Once upon a time I knew a fairytale girl.

She flew her plane all around the world.

It all went well until she couldn’t find a place to land.

Jeffrey joined me and others up onstage to sing “Monday, Monday” and “California Dreamin’.” Dad’s light shone in that room, the powerful words and music that drew us all to him, and the imposing, large-as-life presence that made us want to be part of his world.

Two weeks after my father’s funeral, Shane and I walked into a pet store at the Northridge Mall and I saw a pug puppy. I said, “Look, Shane, it’s Max.” Shane said, “You’re right.” It turned out that Max had been born on January 15, 2001, the day I bought our house. He was meant to live there. We brought him home. The same day, unbeknownst to me, Bijou went out and bought two dogs.

Max was my first dog, and he was exactly what I needed right then. I’d kneel on the floor next to my bed and say, “Max, I feel so sad and lonely and scared and my dad is dead.” Max’s buggy eyes looked up at me with that unconditional dog love that replenishes the soul.

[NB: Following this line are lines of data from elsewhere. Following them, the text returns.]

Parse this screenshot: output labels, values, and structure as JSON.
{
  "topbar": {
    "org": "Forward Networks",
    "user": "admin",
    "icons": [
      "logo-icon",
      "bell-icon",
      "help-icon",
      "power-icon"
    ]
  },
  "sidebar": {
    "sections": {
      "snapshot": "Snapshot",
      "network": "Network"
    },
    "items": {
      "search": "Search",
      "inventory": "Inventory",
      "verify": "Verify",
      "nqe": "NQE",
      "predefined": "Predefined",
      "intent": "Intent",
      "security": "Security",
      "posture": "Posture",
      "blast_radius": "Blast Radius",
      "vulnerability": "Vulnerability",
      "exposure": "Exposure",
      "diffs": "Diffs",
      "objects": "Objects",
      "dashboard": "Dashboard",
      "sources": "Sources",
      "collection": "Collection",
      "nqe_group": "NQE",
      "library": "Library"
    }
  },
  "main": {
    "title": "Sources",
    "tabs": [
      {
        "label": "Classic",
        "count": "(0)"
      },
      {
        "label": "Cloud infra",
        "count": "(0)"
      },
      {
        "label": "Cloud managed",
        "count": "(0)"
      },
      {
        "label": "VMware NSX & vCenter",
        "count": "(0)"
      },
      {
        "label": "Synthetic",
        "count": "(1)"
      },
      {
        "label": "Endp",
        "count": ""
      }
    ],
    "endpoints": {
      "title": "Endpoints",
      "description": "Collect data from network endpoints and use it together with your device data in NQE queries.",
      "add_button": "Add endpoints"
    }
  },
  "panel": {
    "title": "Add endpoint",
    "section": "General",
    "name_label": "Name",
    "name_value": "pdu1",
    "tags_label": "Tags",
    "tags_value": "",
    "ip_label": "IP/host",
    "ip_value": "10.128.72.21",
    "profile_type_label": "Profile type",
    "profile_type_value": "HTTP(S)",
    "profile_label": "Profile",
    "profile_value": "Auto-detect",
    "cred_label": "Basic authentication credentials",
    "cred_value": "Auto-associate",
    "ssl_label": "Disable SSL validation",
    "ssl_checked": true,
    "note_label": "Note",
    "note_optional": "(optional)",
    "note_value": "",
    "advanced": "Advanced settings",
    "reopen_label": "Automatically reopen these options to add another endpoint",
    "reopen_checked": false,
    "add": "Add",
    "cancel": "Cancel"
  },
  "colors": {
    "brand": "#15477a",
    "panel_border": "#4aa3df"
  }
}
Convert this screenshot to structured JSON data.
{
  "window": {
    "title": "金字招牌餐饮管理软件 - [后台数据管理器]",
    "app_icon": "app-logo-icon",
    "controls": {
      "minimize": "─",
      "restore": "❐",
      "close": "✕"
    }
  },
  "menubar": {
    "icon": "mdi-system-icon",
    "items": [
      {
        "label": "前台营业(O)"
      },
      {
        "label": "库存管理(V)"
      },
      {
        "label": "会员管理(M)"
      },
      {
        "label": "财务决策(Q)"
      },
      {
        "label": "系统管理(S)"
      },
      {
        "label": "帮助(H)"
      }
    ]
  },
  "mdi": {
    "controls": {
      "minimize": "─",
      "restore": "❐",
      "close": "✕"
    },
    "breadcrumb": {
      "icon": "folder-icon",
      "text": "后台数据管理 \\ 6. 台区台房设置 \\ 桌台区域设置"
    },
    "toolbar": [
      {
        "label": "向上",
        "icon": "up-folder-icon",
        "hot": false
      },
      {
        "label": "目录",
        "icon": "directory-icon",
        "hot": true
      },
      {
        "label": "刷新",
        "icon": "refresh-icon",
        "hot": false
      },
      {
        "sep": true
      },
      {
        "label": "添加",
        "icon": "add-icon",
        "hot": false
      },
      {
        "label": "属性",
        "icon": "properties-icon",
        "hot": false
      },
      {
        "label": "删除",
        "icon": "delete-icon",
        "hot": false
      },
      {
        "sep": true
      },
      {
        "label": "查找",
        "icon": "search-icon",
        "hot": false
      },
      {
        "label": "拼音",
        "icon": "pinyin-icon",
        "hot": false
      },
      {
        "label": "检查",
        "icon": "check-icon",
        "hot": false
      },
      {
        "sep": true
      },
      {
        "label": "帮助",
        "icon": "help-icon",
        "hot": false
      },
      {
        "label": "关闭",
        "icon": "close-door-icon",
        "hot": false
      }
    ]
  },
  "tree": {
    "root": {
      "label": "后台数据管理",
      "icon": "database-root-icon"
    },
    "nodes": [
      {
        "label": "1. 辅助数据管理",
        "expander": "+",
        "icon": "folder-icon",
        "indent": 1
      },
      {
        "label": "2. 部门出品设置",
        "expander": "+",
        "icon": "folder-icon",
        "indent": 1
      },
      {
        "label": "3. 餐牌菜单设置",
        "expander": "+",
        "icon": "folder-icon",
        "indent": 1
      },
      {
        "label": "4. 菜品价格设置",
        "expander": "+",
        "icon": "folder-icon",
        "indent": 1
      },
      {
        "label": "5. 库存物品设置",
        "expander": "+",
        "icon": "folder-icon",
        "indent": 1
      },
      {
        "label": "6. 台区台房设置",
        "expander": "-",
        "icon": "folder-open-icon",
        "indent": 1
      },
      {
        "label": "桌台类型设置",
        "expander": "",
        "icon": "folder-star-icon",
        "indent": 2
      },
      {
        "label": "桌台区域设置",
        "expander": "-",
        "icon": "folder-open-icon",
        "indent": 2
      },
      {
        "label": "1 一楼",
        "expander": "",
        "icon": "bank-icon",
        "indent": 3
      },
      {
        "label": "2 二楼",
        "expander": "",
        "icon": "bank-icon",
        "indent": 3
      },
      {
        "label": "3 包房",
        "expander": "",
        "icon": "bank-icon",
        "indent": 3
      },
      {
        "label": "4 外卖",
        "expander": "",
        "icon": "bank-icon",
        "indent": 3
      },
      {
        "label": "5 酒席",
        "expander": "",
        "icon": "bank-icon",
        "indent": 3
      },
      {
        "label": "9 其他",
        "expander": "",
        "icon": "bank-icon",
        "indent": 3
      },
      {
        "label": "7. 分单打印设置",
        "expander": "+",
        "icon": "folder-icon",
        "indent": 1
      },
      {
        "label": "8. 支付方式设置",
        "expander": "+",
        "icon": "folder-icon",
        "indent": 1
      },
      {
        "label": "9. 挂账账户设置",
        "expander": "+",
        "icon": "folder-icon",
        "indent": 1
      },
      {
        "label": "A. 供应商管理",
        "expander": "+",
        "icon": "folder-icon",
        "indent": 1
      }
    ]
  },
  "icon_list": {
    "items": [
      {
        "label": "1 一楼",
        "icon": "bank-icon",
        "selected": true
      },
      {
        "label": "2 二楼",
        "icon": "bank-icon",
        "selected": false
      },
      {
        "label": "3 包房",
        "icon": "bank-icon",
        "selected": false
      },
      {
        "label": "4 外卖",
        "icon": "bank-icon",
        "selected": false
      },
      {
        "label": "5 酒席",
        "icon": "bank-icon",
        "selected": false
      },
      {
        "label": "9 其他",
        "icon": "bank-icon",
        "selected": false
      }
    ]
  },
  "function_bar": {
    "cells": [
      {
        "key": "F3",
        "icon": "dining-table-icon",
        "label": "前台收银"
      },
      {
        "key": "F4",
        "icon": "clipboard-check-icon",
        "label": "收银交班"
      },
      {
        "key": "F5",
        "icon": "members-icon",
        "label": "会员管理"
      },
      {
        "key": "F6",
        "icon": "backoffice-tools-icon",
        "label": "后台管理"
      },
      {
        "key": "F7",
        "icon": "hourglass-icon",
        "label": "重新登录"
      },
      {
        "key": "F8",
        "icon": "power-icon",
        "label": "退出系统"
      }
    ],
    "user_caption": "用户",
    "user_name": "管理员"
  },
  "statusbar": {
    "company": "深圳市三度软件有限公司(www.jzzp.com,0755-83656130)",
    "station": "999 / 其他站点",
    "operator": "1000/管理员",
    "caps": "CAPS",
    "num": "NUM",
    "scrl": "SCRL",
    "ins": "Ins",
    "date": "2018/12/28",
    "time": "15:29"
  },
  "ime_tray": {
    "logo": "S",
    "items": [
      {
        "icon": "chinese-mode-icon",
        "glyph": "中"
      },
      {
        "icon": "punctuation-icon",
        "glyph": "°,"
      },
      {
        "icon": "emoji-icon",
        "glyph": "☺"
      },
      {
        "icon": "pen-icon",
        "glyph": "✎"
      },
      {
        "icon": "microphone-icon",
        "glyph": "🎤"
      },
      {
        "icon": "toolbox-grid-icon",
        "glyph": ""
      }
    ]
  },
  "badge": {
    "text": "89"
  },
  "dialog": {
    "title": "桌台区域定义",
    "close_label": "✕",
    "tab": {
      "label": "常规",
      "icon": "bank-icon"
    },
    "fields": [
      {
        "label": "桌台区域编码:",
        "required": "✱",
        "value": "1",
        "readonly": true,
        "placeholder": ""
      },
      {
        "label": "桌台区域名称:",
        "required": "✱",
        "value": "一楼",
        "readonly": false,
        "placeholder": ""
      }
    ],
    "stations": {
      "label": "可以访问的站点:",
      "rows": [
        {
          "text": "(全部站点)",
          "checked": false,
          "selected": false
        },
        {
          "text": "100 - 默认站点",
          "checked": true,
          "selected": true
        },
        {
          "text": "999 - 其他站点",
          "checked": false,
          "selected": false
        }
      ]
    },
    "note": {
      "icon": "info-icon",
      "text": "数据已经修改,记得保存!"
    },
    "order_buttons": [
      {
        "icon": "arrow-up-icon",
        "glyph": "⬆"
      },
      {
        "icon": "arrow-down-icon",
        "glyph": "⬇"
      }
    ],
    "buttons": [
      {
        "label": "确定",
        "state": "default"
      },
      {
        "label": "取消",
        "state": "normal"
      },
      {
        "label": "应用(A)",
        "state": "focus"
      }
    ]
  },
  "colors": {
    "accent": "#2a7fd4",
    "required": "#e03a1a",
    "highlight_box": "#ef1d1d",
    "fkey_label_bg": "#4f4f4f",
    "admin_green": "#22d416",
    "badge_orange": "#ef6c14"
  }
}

When Max was still a tiny puppy, I got a card from a guy named Lee Allan, who asked if I remembered him from acting class. Of course I did. Lee was tall and athletic—a devoted beach volleyball player. He was bright and extremely funny—a working comedian. In acting class we’d had a scene together in which we were supposed to kiss. When the moment came, we started kissing and didn’t stop. The acting coach tried to interrupt: “Ahem … you guys?” Lee was in a relationship at the time, so that kiss stood alone, but soon after my father’s memorial Lee’s condolence note arrived. It started, “Dear Fairtytale Girl …” It gave his phone number, and we started dating. Little Max was like our child. We raised him, and Freddie—another pug I got as a companion for Max—together. It looked like I was moving on.